As STATS quickly pointed out there were problems with the methodology – and contrary to media accounts such as USA Today’s “common chemical may cause defects in baby boys” – the study did not record any reproductive harm to the babies. (At the time, the New York Times was the only newspaper to note our criticisms.)
And then last week, an independent expert panel convened by the Center for the Evaluation of Risks to Human Reproduction (CERHR), of the NIEHS and National Toxicology Program, to examine the reproductive health hazards and risks of the phthalate DEHP was unable to validate Swan’s key finding.
Swan found a correlation between AGI and four phthalates and argued that there is a statistically significant relationship between a short AGI and abnormal testicular descent (P<.001) – a relationship that is important, because it suggests that a short AGI is an important biological marker for testicular descent. (The “p-value” is a measure of how likely it is that we would see the data from the study purely by chance and not because there’s an actual correlation, or a causal relationship, between the two.)

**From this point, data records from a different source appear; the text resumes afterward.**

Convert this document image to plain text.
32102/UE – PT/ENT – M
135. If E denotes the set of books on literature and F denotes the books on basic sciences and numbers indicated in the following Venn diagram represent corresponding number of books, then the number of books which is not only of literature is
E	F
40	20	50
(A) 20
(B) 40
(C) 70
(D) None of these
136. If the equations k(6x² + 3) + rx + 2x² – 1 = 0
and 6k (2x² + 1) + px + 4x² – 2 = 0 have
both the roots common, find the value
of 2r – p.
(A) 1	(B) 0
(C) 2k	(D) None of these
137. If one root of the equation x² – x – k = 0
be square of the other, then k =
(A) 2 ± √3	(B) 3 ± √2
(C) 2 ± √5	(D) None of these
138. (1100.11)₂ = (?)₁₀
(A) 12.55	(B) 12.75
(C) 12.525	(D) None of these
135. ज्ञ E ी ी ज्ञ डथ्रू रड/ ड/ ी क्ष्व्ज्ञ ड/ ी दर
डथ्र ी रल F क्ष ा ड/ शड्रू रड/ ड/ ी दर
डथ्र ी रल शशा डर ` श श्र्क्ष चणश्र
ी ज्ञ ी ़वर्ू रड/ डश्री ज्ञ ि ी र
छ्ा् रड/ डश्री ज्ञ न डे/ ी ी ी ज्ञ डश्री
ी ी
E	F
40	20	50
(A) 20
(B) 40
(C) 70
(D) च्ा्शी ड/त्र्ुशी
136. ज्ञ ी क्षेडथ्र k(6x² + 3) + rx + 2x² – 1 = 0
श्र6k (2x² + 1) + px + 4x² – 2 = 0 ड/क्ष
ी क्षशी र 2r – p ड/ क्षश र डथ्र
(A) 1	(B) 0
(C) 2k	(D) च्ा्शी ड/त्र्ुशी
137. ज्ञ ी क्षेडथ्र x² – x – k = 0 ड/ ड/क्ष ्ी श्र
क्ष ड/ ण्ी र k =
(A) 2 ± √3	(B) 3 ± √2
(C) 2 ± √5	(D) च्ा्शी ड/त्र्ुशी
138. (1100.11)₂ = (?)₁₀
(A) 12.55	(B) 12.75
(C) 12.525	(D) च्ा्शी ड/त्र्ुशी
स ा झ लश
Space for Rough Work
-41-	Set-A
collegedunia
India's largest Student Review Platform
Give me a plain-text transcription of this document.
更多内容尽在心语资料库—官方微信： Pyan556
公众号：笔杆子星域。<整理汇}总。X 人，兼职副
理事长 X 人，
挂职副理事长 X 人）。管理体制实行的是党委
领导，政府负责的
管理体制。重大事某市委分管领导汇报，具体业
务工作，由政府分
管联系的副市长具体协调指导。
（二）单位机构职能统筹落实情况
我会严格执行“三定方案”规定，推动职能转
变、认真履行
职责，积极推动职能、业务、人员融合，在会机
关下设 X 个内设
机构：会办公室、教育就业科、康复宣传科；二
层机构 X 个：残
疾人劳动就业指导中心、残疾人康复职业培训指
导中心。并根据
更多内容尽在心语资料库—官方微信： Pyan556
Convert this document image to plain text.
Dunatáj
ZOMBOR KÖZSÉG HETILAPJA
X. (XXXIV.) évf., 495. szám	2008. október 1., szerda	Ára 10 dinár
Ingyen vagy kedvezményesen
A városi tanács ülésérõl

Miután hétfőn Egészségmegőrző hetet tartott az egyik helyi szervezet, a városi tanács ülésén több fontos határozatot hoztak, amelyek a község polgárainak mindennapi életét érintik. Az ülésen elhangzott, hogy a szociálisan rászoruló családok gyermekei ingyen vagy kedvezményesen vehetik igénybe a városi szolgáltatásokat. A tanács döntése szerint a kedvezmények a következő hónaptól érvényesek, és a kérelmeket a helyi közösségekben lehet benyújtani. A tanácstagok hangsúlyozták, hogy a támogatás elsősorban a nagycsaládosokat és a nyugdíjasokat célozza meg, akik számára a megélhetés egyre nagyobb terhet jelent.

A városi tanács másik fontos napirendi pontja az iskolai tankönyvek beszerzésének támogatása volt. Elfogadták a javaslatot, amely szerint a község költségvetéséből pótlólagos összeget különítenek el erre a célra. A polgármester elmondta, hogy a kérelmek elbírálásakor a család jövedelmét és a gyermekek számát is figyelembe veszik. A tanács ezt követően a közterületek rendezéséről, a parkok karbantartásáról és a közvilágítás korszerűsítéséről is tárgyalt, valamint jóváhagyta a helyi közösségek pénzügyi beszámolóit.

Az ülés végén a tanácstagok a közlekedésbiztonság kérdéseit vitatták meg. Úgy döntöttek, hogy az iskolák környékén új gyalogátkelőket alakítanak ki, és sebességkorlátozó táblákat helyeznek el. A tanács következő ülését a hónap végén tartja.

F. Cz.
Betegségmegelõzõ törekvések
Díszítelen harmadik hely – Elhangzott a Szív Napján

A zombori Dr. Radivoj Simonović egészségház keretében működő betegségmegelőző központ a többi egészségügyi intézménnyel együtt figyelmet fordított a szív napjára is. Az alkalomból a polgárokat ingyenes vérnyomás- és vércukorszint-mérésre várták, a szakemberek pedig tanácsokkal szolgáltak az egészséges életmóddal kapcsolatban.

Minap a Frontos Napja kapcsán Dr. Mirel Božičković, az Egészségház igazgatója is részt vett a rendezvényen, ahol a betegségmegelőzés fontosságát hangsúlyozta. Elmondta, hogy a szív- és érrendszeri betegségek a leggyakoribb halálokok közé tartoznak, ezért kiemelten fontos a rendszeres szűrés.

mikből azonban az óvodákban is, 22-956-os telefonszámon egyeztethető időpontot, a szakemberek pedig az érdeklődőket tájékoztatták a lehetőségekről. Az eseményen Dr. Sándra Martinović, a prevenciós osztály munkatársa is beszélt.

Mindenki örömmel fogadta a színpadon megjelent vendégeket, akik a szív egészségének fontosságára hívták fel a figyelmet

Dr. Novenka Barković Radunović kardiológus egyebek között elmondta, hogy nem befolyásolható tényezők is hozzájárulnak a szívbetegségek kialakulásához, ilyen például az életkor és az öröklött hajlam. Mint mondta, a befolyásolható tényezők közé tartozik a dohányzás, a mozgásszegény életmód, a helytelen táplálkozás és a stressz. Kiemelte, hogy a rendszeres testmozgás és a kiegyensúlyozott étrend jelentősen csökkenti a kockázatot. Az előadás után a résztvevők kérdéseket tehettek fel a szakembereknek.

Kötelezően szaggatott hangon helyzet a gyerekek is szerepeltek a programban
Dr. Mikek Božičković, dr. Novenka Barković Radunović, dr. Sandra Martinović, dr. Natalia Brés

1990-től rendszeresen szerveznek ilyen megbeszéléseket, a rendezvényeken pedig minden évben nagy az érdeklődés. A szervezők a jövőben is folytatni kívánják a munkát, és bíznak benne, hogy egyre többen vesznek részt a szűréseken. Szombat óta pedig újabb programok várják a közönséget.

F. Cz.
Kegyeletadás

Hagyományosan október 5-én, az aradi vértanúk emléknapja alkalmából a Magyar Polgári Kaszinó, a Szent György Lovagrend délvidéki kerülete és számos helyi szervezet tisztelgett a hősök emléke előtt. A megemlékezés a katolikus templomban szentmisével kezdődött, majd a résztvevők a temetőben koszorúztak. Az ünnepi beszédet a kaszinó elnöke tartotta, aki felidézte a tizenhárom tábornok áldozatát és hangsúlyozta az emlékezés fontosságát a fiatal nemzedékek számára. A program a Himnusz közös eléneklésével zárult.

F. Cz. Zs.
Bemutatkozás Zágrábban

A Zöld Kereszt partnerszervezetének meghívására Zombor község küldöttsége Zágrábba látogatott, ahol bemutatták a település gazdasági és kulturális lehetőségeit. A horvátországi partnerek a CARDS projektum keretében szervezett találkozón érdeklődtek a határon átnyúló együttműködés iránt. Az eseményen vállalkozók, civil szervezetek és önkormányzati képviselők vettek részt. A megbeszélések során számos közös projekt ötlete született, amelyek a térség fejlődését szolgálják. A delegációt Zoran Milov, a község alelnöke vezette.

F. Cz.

However, when the review panel did the calculation, they did not find a correlation. The review panel did not have the original data (typically, such data is not released with research papers), but the reported percentages in Swan's paper fall short of her thesis. In other words, Swan's study did not correlate any phthalate with any biological markers for fertility or normal genital development.
The panel contacted Swan to ask her how she got her p-value, and it would appear that Swan was unable to provide a satisfactory explanation. Accounts diverge over whether this constituted an acknowledgement of error or merely a need for clarification. All Dr. Swan would tell STATS is that she “is in the process of clarifying the issue of our calculations regarding AGD and testicular descent in a letter-to-the-editor of EHP.”
Such expert review keeps this important field of research in check, and it will eventually determine whether there are actual associations between phthalates and fertility in this study or other human studies. However, the media and numerous activist groups have cited Swan's research without any regard for literal accuracy or the kind of balanced reporting that would have alerted readers to the underlying problems in the study.
Ironically, on the same day as the NIH panel made public their findings on Swan, the U.S. Public Interest Research Group (PIRG) released a report warning of toxic chemicals in many baby products. The report cited Swan’s study, claiming it “reveals that normal exposure to phthalates can harm genital development of unborn baby boys.” On the basis of this (and other claims about other chemicals), PIRG is calling for the Consumer Product Safety Commission to adopt the precautionary principle and force manufactures to remove such chemicals from their products.
The PIRG report was covered by dozens of news organizations; the NIH panel on phthalates and reproductive health was completely ignored.